Marina Silva
Senator for the Green Party — State of Acre; Potential candidate in the Presidential election in 2010
Marina Silva was Minister of the Environment from January 2003 to May 2008. She is in her second term in the Senate, until January 2011. Before becoming a Senator, Ms. Silva was an active student and union leader, a state senator and representative, as well as a Professor of History. Her political career began in 1984 when, with Chico Mendes, she founded CUT (Central Única dos Trabalhadores), a labor union, in the state of Acre. In 2007, the British newspaper The Guardian ranked her amongst "the 50 people that can save the planet." The list of recognitions and awards Ms. Silva has received is extensive.

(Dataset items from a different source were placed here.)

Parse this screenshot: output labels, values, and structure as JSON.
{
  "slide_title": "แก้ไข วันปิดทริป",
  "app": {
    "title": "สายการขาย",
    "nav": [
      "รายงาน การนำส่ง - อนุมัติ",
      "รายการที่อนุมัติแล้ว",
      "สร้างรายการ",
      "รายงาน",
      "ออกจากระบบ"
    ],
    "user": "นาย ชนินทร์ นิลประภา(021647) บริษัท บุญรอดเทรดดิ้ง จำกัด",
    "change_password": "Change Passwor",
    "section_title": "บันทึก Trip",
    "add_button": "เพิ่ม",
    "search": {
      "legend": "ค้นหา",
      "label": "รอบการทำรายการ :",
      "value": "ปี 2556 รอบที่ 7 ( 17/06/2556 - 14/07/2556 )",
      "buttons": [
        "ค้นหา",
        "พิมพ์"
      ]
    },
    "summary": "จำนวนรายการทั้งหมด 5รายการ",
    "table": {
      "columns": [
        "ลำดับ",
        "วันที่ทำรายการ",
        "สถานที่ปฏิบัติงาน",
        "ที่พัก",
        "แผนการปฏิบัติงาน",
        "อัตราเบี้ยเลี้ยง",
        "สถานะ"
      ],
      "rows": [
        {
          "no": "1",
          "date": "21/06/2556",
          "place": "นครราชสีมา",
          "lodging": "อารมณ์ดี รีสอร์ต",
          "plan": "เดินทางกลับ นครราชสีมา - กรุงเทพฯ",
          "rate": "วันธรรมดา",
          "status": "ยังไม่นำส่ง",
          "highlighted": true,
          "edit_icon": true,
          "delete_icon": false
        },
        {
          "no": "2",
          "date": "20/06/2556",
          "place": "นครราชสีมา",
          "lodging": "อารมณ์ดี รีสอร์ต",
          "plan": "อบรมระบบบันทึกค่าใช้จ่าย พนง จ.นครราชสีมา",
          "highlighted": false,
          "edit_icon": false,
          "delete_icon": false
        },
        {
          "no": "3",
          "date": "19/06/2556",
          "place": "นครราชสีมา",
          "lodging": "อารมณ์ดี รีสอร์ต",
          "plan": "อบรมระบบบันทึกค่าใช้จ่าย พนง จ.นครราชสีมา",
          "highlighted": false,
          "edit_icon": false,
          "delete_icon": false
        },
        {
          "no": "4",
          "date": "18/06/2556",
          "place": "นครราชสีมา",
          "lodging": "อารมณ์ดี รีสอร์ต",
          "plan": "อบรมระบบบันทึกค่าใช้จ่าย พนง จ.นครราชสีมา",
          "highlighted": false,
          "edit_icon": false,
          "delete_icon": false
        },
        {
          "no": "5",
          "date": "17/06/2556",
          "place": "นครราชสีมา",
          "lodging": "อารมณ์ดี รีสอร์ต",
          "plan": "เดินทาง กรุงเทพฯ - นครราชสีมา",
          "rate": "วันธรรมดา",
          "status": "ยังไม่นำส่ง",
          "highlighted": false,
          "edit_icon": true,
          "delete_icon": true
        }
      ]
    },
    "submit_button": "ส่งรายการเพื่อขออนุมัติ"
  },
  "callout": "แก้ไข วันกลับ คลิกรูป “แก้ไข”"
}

Among others, she received the “Champions of the Earth” award in 2007, the highest prize awarded by the United Nations in the field of environmentalism. On October 29, 2008, in a ceremony in London’s Saint James palace, Prince Philip of England awarded Ms. Silva the medal “Duke of Edinburg in recognition for her career trajectory and struggle for the defense of the Brazilian Amazon,” the most important award given by the World Wildlife Fund. In June 2009, she won the Sophie Prize in recognition for her work in defense of the environment. The Sophie foundation of Norway awards the prize created by the writer Jostein Gaarder, author of the best-seller “Sophie’s World.”